If I could, I’d buy each of those people a copy of the new “Remembering Jim Crow,” edited by William Henry Chafe and several others. “Remembering” is a book and, more important, a two-CD set, of oral history straight from the mouths of those who came of age in the segregation era. Eyewitness testimony from men and women reared in the days when drinking water came in black and white.

They talk about lynchings, of course, the bestial mob murders to which whole families flocked as entertainment. And they discuss the registrars who conspired to rob black people of their right to vote, the mendacity of sharecrop bosses, the facilities that were separate, yet never equal.

But what always gets me as much as any of that is the little cruelties, the tiny insults by which white Americans daily sought to rob black ones of simple personhood. For example, a man on one of the discs relates how, in mentioning a black woman to a white one, he made the mistake of calling the black woman “Miss So-and-so.”
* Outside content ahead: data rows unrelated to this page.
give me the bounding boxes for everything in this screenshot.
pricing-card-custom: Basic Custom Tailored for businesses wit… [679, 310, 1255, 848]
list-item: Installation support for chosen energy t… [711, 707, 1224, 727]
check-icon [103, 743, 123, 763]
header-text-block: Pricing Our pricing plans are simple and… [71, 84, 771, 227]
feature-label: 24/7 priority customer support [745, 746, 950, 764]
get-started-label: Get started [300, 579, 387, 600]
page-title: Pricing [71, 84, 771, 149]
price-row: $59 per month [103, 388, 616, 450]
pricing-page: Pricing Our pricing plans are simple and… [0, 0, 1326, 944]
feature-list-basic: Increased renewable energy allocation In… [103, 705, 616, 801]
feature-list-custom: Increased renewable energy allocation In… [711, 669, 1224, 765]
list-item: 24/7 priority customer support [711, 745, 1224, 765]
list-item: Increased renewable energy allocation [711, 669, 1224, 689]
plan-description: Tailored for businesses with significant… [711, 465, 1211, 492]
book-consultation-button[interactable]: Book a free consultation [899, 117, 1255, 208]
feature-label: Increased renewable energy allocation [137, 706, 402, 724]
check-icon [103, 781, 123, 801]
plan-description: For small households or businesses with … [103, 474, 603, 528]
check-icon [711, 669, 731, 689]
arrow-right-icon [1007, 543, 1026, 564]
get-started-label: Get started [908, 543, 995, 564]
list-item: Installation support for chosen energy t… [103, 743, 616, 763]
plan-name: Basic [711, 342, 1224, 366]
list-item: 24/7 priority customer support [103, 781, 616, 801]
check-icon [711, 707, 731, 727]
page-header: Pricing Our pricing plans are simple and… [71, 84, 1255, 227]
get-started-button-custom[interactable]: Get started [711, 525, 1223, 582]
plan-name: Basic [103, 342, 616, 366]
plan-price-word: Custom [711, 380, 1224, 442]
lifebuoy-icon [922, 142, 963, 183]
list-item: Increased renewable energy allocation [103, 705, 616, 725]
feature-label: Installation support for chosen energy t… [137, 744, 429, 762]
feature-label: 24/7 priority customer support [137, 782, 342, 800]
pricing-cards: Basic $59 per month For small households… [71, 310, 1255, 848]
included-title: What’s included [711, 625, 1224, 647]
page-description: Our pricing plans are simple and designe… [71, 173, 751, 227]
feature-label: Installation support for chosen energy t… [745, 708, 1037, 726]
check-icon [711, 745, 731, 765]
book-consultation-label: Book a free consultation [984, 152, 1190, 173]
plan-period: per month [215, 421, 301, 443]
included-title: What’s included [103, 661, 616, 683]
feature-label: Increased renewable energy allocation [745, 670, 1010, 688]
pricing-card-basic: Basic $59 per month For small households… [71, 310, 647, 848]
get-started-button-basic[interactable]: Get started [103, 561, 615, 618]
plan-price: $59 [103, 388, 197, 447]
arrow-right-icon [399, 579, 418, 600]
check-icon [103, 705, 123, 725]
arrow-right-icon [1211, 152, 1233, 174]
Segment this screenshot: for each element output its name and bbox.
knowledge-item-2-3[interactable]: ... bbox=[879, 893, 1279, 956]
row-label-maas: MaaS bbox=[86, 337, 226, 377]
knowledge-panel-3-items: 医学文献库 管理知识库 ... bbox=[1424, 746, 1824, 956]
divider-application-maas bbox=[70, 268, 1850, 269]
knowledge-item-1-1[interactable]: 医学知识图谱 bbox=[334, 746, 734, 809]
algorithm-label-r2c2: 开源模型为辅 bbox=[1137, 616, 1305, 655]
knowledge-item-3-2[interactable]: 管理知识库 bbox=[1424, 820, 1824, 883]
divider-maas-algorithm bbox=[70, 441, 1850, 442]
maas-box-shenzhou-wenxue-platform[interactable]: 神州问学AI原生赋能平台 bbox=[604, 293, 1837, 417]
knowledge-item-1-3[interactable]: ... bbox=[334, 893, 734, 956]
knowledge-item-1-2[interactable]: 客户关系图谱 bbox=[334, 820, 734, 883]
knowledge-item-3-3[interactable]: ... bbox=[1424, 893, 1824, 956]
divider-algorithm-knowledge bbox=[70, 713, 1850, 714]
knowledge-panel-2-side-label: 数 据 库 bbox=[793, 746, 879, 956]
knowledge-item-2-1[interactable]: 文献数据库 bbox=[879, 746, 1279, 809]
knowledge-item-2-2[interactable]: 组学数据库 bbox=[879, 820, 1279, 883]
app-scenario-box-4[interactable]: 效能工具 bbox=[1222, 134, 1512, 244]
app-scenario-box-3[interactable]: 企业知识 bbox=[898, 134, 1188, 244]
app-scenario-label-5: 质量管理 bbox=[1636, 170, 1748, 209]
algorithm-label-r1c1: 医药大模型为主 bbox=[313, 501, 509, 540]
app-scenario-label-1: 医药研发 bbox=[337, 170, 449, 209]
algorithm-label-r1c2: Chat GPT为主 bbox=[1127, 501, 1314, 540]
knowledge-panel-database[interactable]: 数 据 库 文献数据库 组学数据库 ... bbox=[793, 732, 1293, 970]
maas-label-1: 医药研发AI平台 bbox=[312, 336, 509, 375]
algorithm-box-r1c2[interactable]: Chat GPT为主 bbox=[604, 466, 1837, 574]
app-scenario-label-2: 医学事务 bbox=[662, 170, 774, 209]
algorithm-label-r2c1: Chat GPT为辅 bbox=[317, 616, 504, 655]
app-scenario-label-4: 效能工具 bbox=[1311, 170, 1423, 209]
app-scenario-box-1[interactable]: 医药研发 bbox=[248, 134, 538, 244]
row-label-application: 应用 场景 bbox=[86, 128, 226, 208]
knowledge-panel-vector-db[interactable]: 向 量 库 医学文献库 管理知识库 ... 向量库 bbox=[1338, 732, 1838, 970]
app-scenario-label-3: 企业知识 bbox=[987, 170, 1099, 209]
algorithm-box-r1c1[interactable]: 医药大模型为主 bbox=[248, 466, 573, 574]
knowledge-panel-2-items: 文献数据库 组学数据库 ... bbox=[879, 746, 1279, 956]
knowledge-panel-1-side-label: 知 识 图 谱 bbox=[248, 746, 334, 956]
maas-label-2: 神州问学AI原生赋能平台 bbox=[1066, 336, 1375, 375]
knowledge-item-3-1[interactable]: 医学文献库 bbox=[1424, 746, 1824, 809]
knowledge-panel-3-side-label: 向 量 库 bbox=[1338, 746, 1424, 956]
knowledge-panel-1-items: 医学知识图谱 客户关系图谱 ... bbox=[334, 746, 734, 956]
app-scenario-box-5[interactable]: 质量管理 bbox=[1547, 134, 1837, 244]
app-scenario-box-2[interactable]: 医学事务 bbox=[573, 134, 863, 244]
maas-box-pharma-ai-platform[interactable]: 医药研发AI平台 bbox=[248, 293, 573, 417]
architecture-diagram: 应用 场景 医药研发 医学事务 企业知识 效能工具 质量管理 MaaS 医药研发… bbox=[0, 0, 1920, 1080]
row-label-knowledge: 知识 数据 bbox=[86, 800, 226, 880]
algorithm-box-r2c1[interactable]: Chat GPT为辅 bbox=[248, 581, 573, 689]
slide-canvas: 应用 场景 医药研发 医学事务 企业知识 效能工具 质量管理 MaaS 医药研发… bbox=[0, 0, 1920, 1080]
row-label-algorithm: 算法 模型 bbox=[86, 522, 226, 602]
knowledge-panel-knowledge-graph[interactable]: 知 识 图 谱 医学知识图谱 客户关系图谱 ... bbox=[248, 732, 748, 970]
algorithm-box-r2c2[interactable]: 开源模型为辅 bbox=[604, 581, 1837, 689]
The white woman inquired as to what race Miss So-and-so was. When told that she was black, the white woman snapped: “Don’t “Miss’ her to me, then.” Because white people didn’t allow the use of that honorific in connection with black women and men.

Some of us like to pretend that there’s tremendous distance between those days and these. But listening to the discs, thumbing through the book, I was struck by how little distance there was.

Indeed, those days are as close to me as my mother and father, both born in Mississippi in the middle 1920s. As close as my own birthday, a month after federal troops were called out to quell the integration crisis in Little Rock, Ark. As close as 35 years ago, when there were still laws prohibiting interracial marriage.

So why do some of us treat it as if it were so far removed as to be irrelevant? I think they do so precisely because it is not. Because, somewhere deep, they recognize that it is as near as grandparents, parents and self. Which makes it hard to face without justification, rationalization, defensiveness, guilt. Better to sweep it away.

Leonard Pitts is a columnist with the Miami Herald.